Страница 40 из 44
В течение веков в актере видели только исполнителя, который в меру своего таланта передает мысли, чувства, эмоции, которые вложены в его роль автором. Идея об актере — интерпретаторе авторского текста, актере — соавторе драматурга возникает лишь в конце эпохи Просвещения. В «Парадоксе об актере», главном теоретическом трактате актерского мастерства XVIII века, Дидро писал: «Иногда поэт чувствует сильнее, чем играющий его актер, иногда, — пожалуй, так бывает чаще, — актер воспринимает сильнее, чем играемый им поэт. Как нельзя более соответствует правде восклицание Вольтера, вырвавшееся у него, когда он увидел Клэрон в одной из своих пьес «Неужели я написал это?» Следует ли из этого заключить, что Клэрон понимала данный образ глубже, чем Вольтер? Во всяком случае, в данный момент тот идеальный образец, которому она следовала в своей игре, был выше того идеального образца, который был перед поэтом, когда он писал».

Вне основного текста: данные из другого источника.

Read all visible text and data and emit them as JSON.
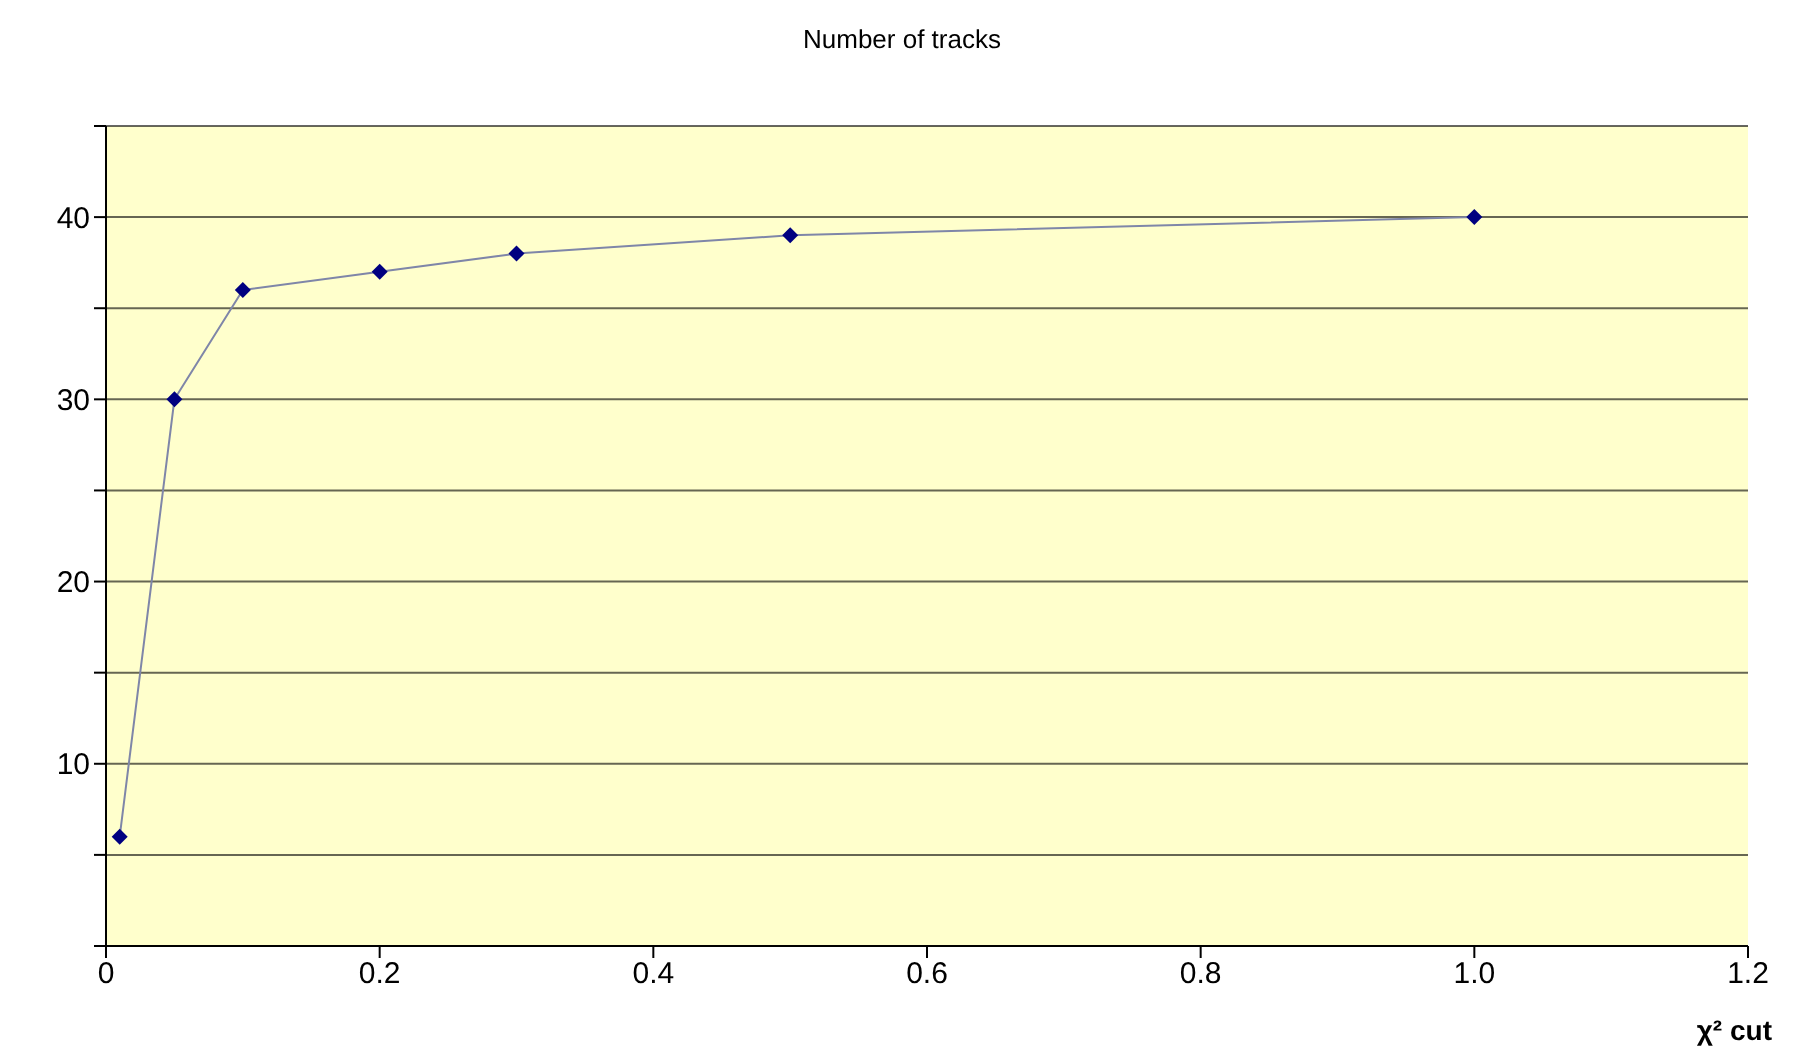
{
  "chart_data": {
    "type": "line",
    "title": "Number of tracks",
    "xlabel": "χ² cut",
    "x": [
      0.01,
      0.05,
      0.1,
      0.2,
      0.3,
      0.5,
      1.0
    ],
    "series": [
      {
        "color": "#000080",
        "values": [
          6,
          30,
          36,
          37,
          38,
          39,
          40
        ]
      }
    ],
    "xlim": [
      0,
      1.2
    ],
    "xticks": [
      0,
      0.2,
      0.4,
      0.6,
      0.8,
      {
        "value": 1.0,
        "label": "1.0"
      },
      1.2
    ],
    "ylim": [
      0,
      45
    ],
    "yticks": [
      {
        "value": 0,
        "label": null
      },
      {
        "value": 5,
        "label": null
      },
      10,
      {
        "value": 15,
        "label": null
      },
      20,
      {
        "value": 25,
        "label": null
      },
      30,
      {
        "value": 35,
        "label": null
      },
      40,
      {
        "value": 45,
        "label": null
      }
    ],
    "grid": "y",
    "marker": "diamond",
    "line_style": "solid"
  }
}
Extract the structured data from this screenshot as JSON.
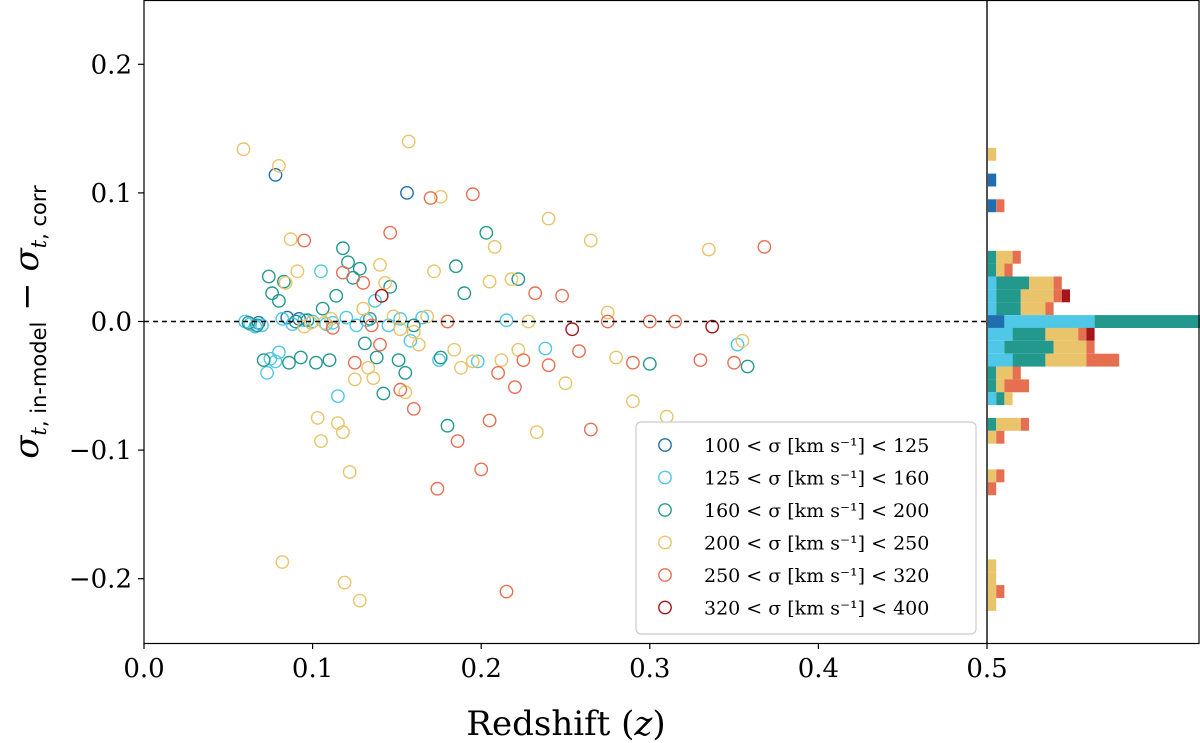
{
  "chart_data": {
    "type": "scatter",
    "xlabel": "Redshift (z)",
    "ylabel": "σt, in-model − σt, corr",
    "xlim": [
      0,
      0.5
    ],
    "ylim": [
      -0.25,
      0.25
    ],
    "x_ticks": [
      "0.0",
      "0.1",
      "0.2",
      "0.3",
      "0.4",
      "0.5"
    ],
    "y_ticks": [
      "0.2",
      "0.1",
      "0.0",
      "−0.1",
      "−0.2"
    ],
    "reference_line_y": 0,
    "legend_position": "lower-right",
    "grid": false,
    "series": [
      {
        "name": "100 < σ [km s⁻¹] < 125",
        "color": "#1f6fb0",
        "points": [
          [
            0.078,
            0.114
          ],
          [
            0.068,
            -0.001
          ],
          [
            0.085,
            0.003
          ],
          [
            0.092,
            0.002
          ],
          [
            0.156,
            0.1
          ]
        ]
      },
      {
        "name": "125 < σ [km s⁻¹] < 160",
        "color": "#4fc8e8",
        "points": [
          [
            0.06,
            0.0
          ],
          [
            0.063,
            -0.002
          ],
          [
            0.066,
            -0.004
          ],
          [
            0.07,
            -0.003
          ],
          [
            0.073,
            -0.04
          ],
          [
            0.075,
            -0.029
          ],
          [
            0.078,
            -0.031
          ],
          [
            0.08,
            -0.024
          ],
          [
            0.082,
            0.002
          ],
          [
            0.088,
            -0.002
          ],
          [
            0.095,
            0.001
          ],
          [
            0.1,
            0.0
          ],
          [
            0.105,
            0.039
          ],
          [
            0.108,
            -0.002
          ],
          [
            0.112,
            -0.001
          ],
          [
            0.115,
            -0.058
          ],
          [
            0.12,
            0.003
          ],
          [
            0.126,
            -0.003
          ],
          [
            0.132,
            0.001
          ],
          [
            0.137,
            0.016
          ],
          [
            0.145,
            -0.003
          ],
          [
            0.152,
            0.002
          ],
          [
            0.158,
            -0.015
          ],
          [
            0.165,
            0.003
          ],
          [
            0.175,
            -0.03
          ],
          [
            0.198,
            -0.031
          ],
          [
            0.215,
            0.001
          ],
          [
            0.238,
            -0.021
          ],
          [
            0.352,
            -0.018
          ]
        ]
      },
      {
        "name": "160 < σ [km s⁻¹] < 200",
        "color": "#23998e",
        "points": [
          [
            0.062,
            -0.001
          ],
          [
            0.067,
            -0.003
          ],
          [
            0.071,
            -0.03
          ],
          [
            0.074,
            0.035
          ],
          [
            0.076,
            0.022
          ],
          [
            0.08,
            0.016
          ],
          [
            0.083,
            0.031
          ],
          [
            0.086,
            -0.032
          ],
          [
            0.09,
            0.0
          ],
          [
            0.093,
            -0.028
          ],
          [
            0.097,
            0.001
          ],
          [
            0.102,
            -0.032
          ],
          [
            0.106,
            0.01
          ],
          [
            0.11,
            -0.03
          ],
          [
            0.114,
            0.02
          ],
          [
            0.118,
            0.057
          ],
          [
            0.121,
            0.046
          ],
          [
            0.124,
            0.034
          ],
          [
            0.128,
            0.041
          ],
          [
            0.131,
            -0.017
          ],
          [
            0.134,
            0.002
          ],
          [
            0.138,
            -0.028
          ],
          [
            0.142,
            -0.056
          ],
          [
            0.146,
            0.027
          ],
          [
            0.151,
            -0.03
          ],
          [
            0.155,
            -0.04
          ],
          [
            0.16,
            -0.003
          ],
          [
            0.176,
            -0.028
          ],
          [
            0.18,
            -0.081
          ],
          [
            0.185,
            0.043
          ],
          [
            0.19,
            0.022
          ],
          [
            0.203,
            0.069
          ],
          [
            0.222,
            0.033
          ],
          [
            0.3,
            -0.033
          ],
          [
            0.358,
            -0.035
          ]
        ]
      },
      {
        "name": "200 < σ [km s⁻¹] < 250",
        "color": "#e9c46a",
        "points": [
          [
            0.059,
            0.134
          ],
          [
            0.08,
            0.121
          ],
          [
            0.082,
            -0.187
          ],
          [
            0.084,
            0.03
          ],
          [
            0.087,
            0.064
          ],
          [
            0.091,
            0.039
          ],
          [
            0.095,
            -0.004
          ],
          [
            0.099,
            -0.001
          ],
          [
            0.103,
            -0.075
          ],
          [
            0.105,
            -0.093
          ],
          [
            0.107,
            -0.001
          ],
          [
            0.111,
            0.002
          ],
          [
            0.115,
            -0.079
          ],
          [
            0.118,
            -0.086
          ],
          [
            0.119,
            -0.203
          ],
          [
            0.122,
            -0.117
          ],
          [
            0.125,
            -0.045
          ],
          [
            0.128,
            -0.217
          ],
          [
            0.13,
            0.01
          ],
          [
            0.133,
            -0.036
          ],
          [
            0.136,
            -0.044
          ],
          [
            0.14,
            0.044
          ],
          [
            0.143,
            0.03
          ],
          [
            0.148,
            0.004
          ],
          [
            0.152,
            -0.006
          ],
          [
            0.155,
            -0.055
          ],
          [
            0.157,
            0.14
          ],
          [
            0.16,
            -0.008
          ],
          [
            0.163,
            -0.018
          ],
          [
            0.168,
            0.004
          ],
          [
            0.172,
            0.039
          ],
          [
            0.176,
            0.097
          ],
          [
            0.18,
            0.0
          ],
          [
            0.184,
            -0.022
          ],
          [
            0.188,
            -0.036
          ],
          [
            0.195,
            -0.031
          ],
          [
            0.205,
            0.031
          ],
          [
            0.208,
            0.058
          ],
          [
            0.212,
            -0.03
          ],
          [
            0.218,
            0.033
          ],
          [
            0.222,
            -0.022
          ],
          [
            0.228,
            0.0
          ],
          [
            0.233,
            -0.086
          ],
          [
            0.24,
            0.08
          ],
          [
            0.25,
            -0.048
          ],
          [
            0.265,
            0.063
          ],
          [
            0.275,
            0.007
          ],
          [
            0.28,
            -0.028
          ],
          [
            0.29,
            -0.062
          ],
          [
            0.31,
            -0.074
          ],
          [
            0.335,
            0.056
          ],
          [
            0.355,
            -0.015
          ]
        ]
      },
      {
        "name": "250 < σ [km s⁻¹] < 320",
        "color": "#e76f51",
        "points": [
          [
            0.095,
            0.063
          ],
          [
            0.112,
            -0.005
          ],
          [
            0.118,
            0.038
          ],
          [
            0.125,
            -0.032
          ],
          [
            0.13,
            0.03
          ],
          [
            0.135,
            -0.003
          ],
          [
            0.14,
            -0.018
          ],
          [
            0.146,
            0.069
          ],
          [
            0.152,
            -0.053
          ],
          [
            0.16,
            -0.068
          ],
          [
            0.17,
            0.096
          ],
          [
            0.174,
            -0.13
          ],
          [
            0.18,
            0.0
          ],
          [
            0.186,
            -0.093
          ],
          [
            0.195,
            0.099
          ],
          [
            0.2,
            -0.115
          ],
          [
            0.205,
            -0.077
          ],
          [
            0.21,
            -0.04
          ],
          [
            0.215,
            -0.21
          ],
          [
            0.22,
            -0.051
          ],
          [
            0.225,
            -0.03
          ],
          [
            0.232,
            0.022
          ],
          [
            0.24,
            -0.034
          ],
          [
            0.248,
            0.02
          ],
          [
            0.258,
            -0.023
          ],
          [
            0.265,
            -0.084
          ],
          [
            0.275,
            0.0
          ],
          [
            0.29,
            -0.032
          ],
          [
            0.3,
            0.0
          ],
          [
            0.315,
            0.0
          ],
          [
            0.33,
            -0.03
          ],
          [
            0.35,
            -0.032
          ],
          [
            0.368,
            0.058
          ]
        ]
      },
      {
        "name": "320 < σ [km s⁻¹] < 400",
        "color": "#a4161a",
        "points": [
          [
            0.141,
            0.02
          ],
          [
            0.254,
            -0.006
          ],
          [
            0.337,
            -0.004
          ]
        ]
      }
    ],
    "histogram": {
      "orientation": "horizontal",
      "stacked": true,
      "bin_width": 0.01,
      "bins": [
        {
          "y": 0.13,
          "counts": [
            0,
            0,
            0,
            1,
            0,
            0
          ]
        },
        {
          "y": 0.11,
          "counts": [
            1,
            0,
            0,
            0,
            0,
            0
          ]
        },
        {
          "y": 0.09,
          "counts": [
            1,
            0,
            0,
            0,
            1,
            0
          ]
        },
        {
          "y": 0.05,
          "counts": [
            0,
            0,
            1,
            2,
            1,
            0
          ]
        },
        {
          "y": 0.04,
          "counts": [
            0,
            0,
            1,
            1,
            1,
            0
          ]
        },
        {
          "y": 0.03,
          "counts": [
            0,
            1,
            4,
            3,
            1,
            0
          ]
        },
        {
          "y": 0.02,
          "counts": [
            0,
            1,
            3,
            4,
            1,
            1
          ]
        },
        {
          "y": 0.01,
          "counts": [
            0,
            1,
            3,
            3,
            1,
            0
          ]
        },
        {
          "y": 0.0,
          "counts": [
            2,
            11,
            16,
            16,
            7,
            1
          ]
        },
        {
          "y": -0.01,
          "counts": [
            0,
            3,
            4,
            4,
            1,
            1
          ]
        },
        {
          "y": -0.02,
          "counts": [
            0,
            2,
            6,
            4,
            1,
            0
          ]
        },
        {
          "y": -0.03,
          "counts": [
            0,
            3,
            4,
            5,
            4,
            0
          ]
        },
        {
          "y": -0.04,
          "counts": [
            0,
            0,
            1,
            2,
            1,
            0
          ]
        },
        {
          "y": -0.05,
          "counts": [
            0,
            0,
            1,
            1,
            3,
            0
          ]
        },
        {
          "y": -0.06,
          "counts": [
            0,
            1,
            1,
            1,
            0,
            0
          ]
        },
        {
          "y": -0.08,
          "counts": [
            0,
            0,
            1,
            3,
            1,
            0
          ]
        },
        {
          "y": -0.09,
          "counts": [
            0,
            0,
            0,
            1,
            1,
            0
          ]
        },
        {
          "y": -0.12,
          "counts": [
            0,
            0,
            0,
            1,
            1,
            0
          ]
        },
        {
          "y": -0.13,
          "counts": [
            0,
            0,
            0,
            0,
            1,
            0
          ]
        },
        {
          "y": -0.19,
          "counts": [
            0,
            0,
            0,
            1,
            0,
            0
          ]
        },
        {
          "y": -0.2,
          "counts": [
            0,
            0,
            0,
            1,
            0,
            0
          ]
        },
        {
          "y": -0.21,
          "counts": [
            0,
            0,
            0,
            1,
            1,
            0
          ]
        },
        {
          "y": -0.22,
          "counts": [
            0,
            0,
            0,
            1,
            0,
            0
          ]
        }
      ]
    }
  }
}
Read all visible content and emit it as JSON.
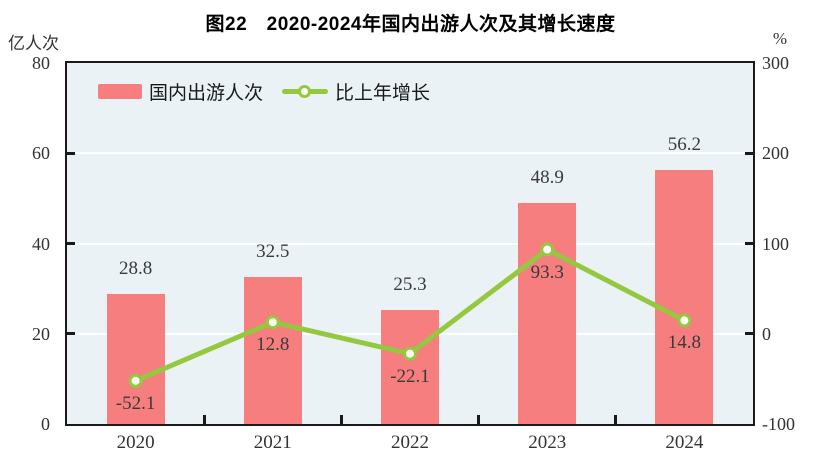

В начале XX века возник актер — соперник драматурга, актер, который считал себя вправе видоизменять, варьировать, переосмысливать и даже сознательно искажать текст пьесы и образ, созданный автором. Работа на конфликте с автором, работа на изломе драматургической структуры классического образа дала необычайную энергию театру XX века, определила новый способ взаимоотношений актера и образа. В двойственный союз актера и драматурга вошел третий персонаж — режиссер и занял лидирующее положение. Актер теперь встречался с авторским текстом через режиссерскую интерпретацию этого текста. И перед ним стояла задача не столько воплотить авторский образ, сколько режиссерскую трактовку авторского образа. Формула «Режиссер — автор спектакля» с начала XX века довольно четко зафиксировала новую модель театра, новую иерархию театральных профессий.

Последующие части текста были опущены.